TCP/IP Configuration (All Nodes)
# Load LNet
modprobe lnet
lnetctl lnet configure
# Add network (adjust IP/subnet)
lnetctl net add --net tcp0 --if eth0
# Verify NIDs
lctl list_nids # e.g., 192.168.1.1@tcp0
Node 1: MGS/MDT Setup
# Format combined MGS/MDT
mkfs.lustre --fsname=testfs --mgs --mdt --index=0 /dev/sdb
# Mount
mkdir /mnt/testfs-mdt0
mount.lustre /dev/sdb /mnt/testfs-mdt0
# Verify
lfs df -h
Node 2: OSS with 2 OSTs Setup
# Format OST1 (use Node1 NID)
mkfs.lustre --fsname=testfs --ost --index=0 --mgsnode=192.168.1.1@tcp0 /dev/sdc
# Format OST2
mkfs.lustre --fsname=testfs --ost --index=1 --mgsnode=192.168.1.1@tcp0 /dev/sdd
# Mount OSTs
mkdir /mnt/testfs-ost0 /mnt/testfs-ost1
mount.lustre /dev/sdc /mnt/testfs-ost0
mount.lustre /dev/sdd /mnt/testfs-ost1
# Verify
lfs df -h # From Node1 or Node3 after client mount
Node 3: Client Setup
# Mount (use Node1 NID)
mkdir /mnt/testfs
mount -t lustre 192.168.1.1@tcp0:/testfs /mnt/testfs
# Verify
lfs df -h
df -h /mnt/lustre
Usage and Testing
# On client: Create file
dd if=/dev/zero of=/mnt/testfs/testfile bs=1M count=100
# Check striping
lfs getstripe /mnt/testfs/testfile
# Cleanup (unmount client first, then OSTs, then MDT)
umount /mnt/testfs # Node3
umount /mnt/testfs-ost0 /mnt/testfs-ost1 # Node2
umount /mnt/testfs-mdt0 # Node1
InfiniBand/RoCE Instructions
- Install OFED:
dnf install infiniband-diags perftest qperf rdma-core. - Load o2iblnd:
modprobe o2iblnd. - Configure LNet: Replace tcp0 with o2ib0, interfaces with ib0 (e.g.,
lnetctl net add --net o2ib0 --if ib0). - NIDs: Use IB IPs (e.g., 192.168.2.1@o2ib0).

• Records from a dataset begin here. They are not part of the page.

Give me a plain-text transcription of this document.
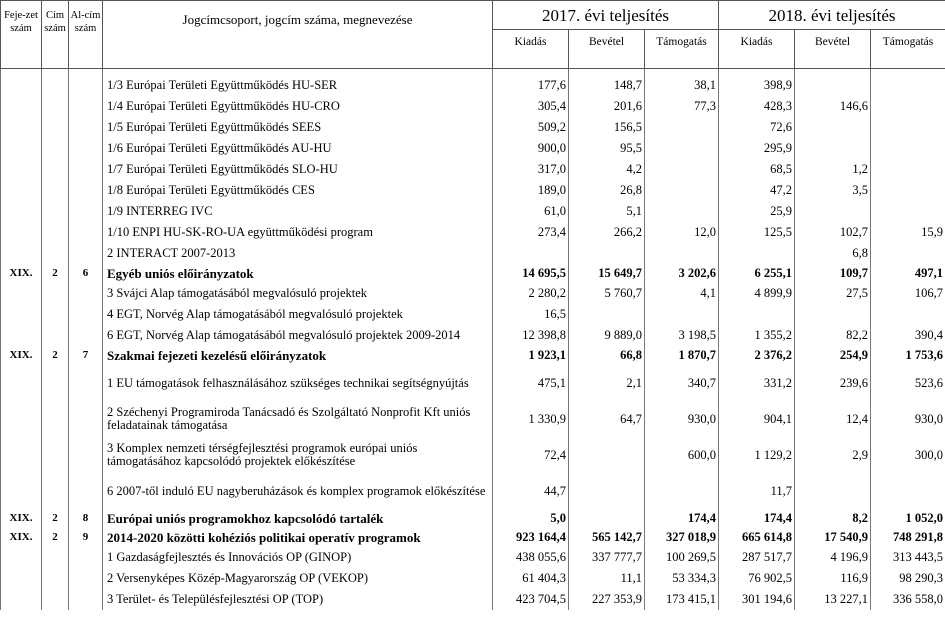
Feje-zet szám	Cím szám	Al-cím szám	Jogcímcsoport, jogcím száma, megnevezése	2017. évi teljesítés			2018. évi teljesítés		
				Kiadás	Bevétel	Támogatás	Kiadás	Bevétel	Támogatás

			1/3 Európai Területi Együttműködés HU-SER	177,6	148,7	38,1	398,9		
			1/4 Európai Területi Együttműködés HU-CRO	305,4	201,6	77,3	428,3	146,6	
			1/5 Európai Területi Együttműködés SEES	509,2	156,5		72,6		
			1/6 Európai Területi Együttműködés AU-HU	900,0	95,5		295,9		
			1/7 Európai Területi Együttműködés SLO-HU	317,0	4,2		68,5	1,2	
			1/8 Európai Területi Együttműködés CES	189,0	26,8		47,2	3,5	
			1/9 INTERREG IVC	61,0	5,1		25,9		
			1/10 ENPI HU-SK-RO-UA együttműködési program	273,4	266,2	12,0	125,5	102,7	15,9
			2 INTERACT 2007-2013					6,8	
XIX.	2	6	Egyéb uniós előirányzatok	14 695,5	15 649,7	3 202,6	6 255,1	109,7	497,1
			3 Svájci Alap támogatásából megvalósuló projektek	2 280,2	5 760,7	4,1	4 899,9	27,5	106,7
			4 EGT, Norvég Alap támogatásából megvalósuló projektek	16,5					
			6 EGT, Norvég Alap támogatásából megvalósuló projektek 2009-2014	12 398,8	9 889,0	3 198,5	1 355,2	82,2	390,4
XIX.	2	7	Szakmai fejezeti kezelésű előirányzatok	1 923,1	66,8	1 870,7	2 376,2	254,9	1 753,6
			1 EU támogatások felhasználásához szükséges technikai segítségnyújtás	475,1	2,1	340,7	331,2	239,6	523,6
			2 Széchenyi Programiroda Tanácsadó és Szolgáltató Nonprofit Kft uniós feladatainak támogatása	1 330,9	64,7	930,0	904,1	12,4	930,0
			3 Komplex nemzeti térségfejlesztési programok európai uniós támogatásához kapcsolódó projektek előkészítése	72,4		600,0	1 129,2	2,9	300,0
			6 2007-től induló EU nagyberuházások és komplex programok előkészítése	44,7			11,7		
XIX.	2	8	Európai uniós programokhoz kapcsolódó tartalék	5,0		174,4	174,4	8,2	1 052,0
XIX.	2	9	2014-2020 közötti kohéziós politikai operatív programok	923 164,4	565 142,7	327 018,9	665 614,8	17 540,9	748 291,8
			1 Gazdaságfejlesztés és Innovációs OP (GINOP)	438 055,6	337 777,7	100 269,5	287 517,7	4 196,9	313 443,5
			2 Versenyképes Közép-Magyarország OP (VEKOP)	61 404,3	11,1	53 334,3	76 902,5	116,9	98 290,3
			3 Terület- és Településfejlesztési OP (TOP)	423 704,5	227 353,9	173 415,1	301 194,6	13 227,1	336 558,0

- Mount: Use o2ib NIDs (e.g.,
mount -t lustre 192.168.2.1@o2ib0:/testfs /mnt/testfs). - For multi-rail: Add multiple nets (o2ib0, o2ib1); use colon for failover NIDs in mount.
- Test:
ibstatus; lnetctl ping <nid>.
Warnings and Best Practices
- Not production-ready: Add HA (Pacemaker) for automatic failover.
- Use RAID for storage device redundancy; Lustre doesn't provide it.
- Monitor with
lfs df,lctl get_param. - For IB/RoCE: Ensure RDMA works; use separate subnets if needed.
- Scale: Add more OSTs/OSSes and MDTs/MDSes for performance and capacity.